On popularity,
branding, and when an author becomes a product.
Much of what I
wrote in this early
2013 series on popular fiction would apply to V.C. Andrews (1923-1986), the
lifelong resident of Portsmouth, Virginia who became late in her life one of
the most popular American novelists
of the last quarter of the 20th century. Andrews’ debut novel, Flowers
in the Attic (1979), quickly became a bestseller and has remained a
mega-hit ever since; she would publish a novel a year for
the remainder of her life, each a bestseller in its own right. Andrews’ books
and themes combined the Gothic mysteries of an Edgar Allan Poe with the
tangled, incestuous family secrets and histories of a William Faulkner, but in
an intensely readable style that was all her own. “I think I tell a whopping
good story,” she once noted
in an interview, “And I don’t drift away from it a great deal into descriptive
material.”
Andrews died of
breast cancer in 1986, and yet has published more than 60 books
in the quarter century since. These aren’t mostly posthumously released books
by Andrews, however (she was prolific in her brief time as a novelist, but not
that prolific), but rather ghost-written works; the Andrews estate hired
horror novelist Andrew Neiderman to complete the manuscripts that were
unfinished at the time of her death, and Neiderman has gone on to publish more
than 50 additional novels, all under the name and in the style of “V.C.

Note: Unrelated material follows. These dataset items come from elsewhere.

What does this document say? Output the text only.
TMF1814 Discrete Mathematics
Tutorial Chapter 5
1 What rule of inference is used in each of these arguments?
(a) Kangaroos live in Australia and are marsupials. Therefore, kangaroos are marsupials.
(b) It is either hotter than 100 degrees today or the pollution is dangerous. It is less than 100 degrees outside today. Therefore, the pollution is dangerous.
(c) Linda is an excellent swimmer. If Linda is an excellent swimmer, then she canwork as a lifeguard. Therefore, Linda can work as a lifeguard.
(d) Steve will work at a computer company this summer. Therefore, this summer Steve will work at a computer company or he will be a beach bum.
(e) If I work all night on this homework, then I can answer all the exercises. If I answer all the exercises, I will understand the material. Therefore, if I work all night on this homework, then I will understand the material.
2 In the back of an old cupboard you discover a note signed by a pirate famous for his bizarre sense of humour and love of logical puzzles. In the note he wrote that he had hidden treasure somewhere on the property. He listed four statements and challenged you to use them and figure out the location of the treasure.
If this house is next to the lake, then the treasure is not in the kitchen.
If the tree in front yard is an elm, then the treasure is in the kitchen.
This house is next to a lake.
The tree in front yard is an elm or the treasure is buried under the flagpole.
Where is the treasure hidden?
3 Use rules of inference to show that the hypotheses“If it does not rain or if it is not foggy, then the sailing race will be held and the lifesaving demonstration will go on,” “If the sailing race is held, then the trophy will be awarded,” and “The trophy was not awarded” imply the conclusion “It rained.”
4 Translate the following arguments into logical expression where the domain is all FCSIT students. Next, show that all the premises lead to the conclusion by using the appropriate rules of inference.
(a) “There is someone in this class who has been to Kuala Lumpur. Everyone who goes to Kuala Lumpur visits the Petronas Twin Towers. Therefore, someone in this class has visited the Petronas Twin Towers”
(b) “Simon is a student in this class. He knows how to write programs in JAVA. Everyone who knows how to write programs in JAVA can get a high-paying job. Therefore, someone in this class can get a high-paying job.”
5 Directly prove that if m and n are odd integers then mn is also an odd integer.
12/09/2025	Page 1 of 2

Andrews.” Indeed, the Andrews estate apparently never intended to release
Neiderman’s name or identity, and he was only identified by outside
investigations; as far as the official narrative goes, all of the books have
still been written by “V.C. Andrews.” Andrews’ books aren’t the only popular
series for whom this kind of posthumous branding has occurred—see the Hardy Boys
and Nancy
Drew empires, among others—but given the very brief 7-year period in which
she published her own books, it’s a particularly striking case.
It’s fair to say
that all truly popular authors become brands at a certain point, not only in
our own era (Tom
Clancy, Dan Brown) but in earlier periods as well (Harriet Beecher Stowe, Mark Twain). But it’s also
fair to say that there’s something different about the case of an author who
published eight books while she was alive and has “published” more than seven
times as many since her death. Those eight books unquestionably established
Andrews’ popularity, as well as the style and stories that drew readers in and
kept them coming back, and I’m not trying to downplay her work or role. But
more than twenty-five years after her death, with no end in sight to the books
and series that bear her name, “V.C. Andrews” has become far more of a
commercial product, a business, than an author. Which, the cynic in me might
say, makes this Virginia voice perhaps the most telling of all those I’ve traced
this week.
Guest Post this
weekend,
Ben
PS. What do you
think? Voices from your home you’d highlight?
I wrote a book report on _Petals on the Wind_ in 6th grade and got a letter home to my parents. Just saying. I was a shitty kid.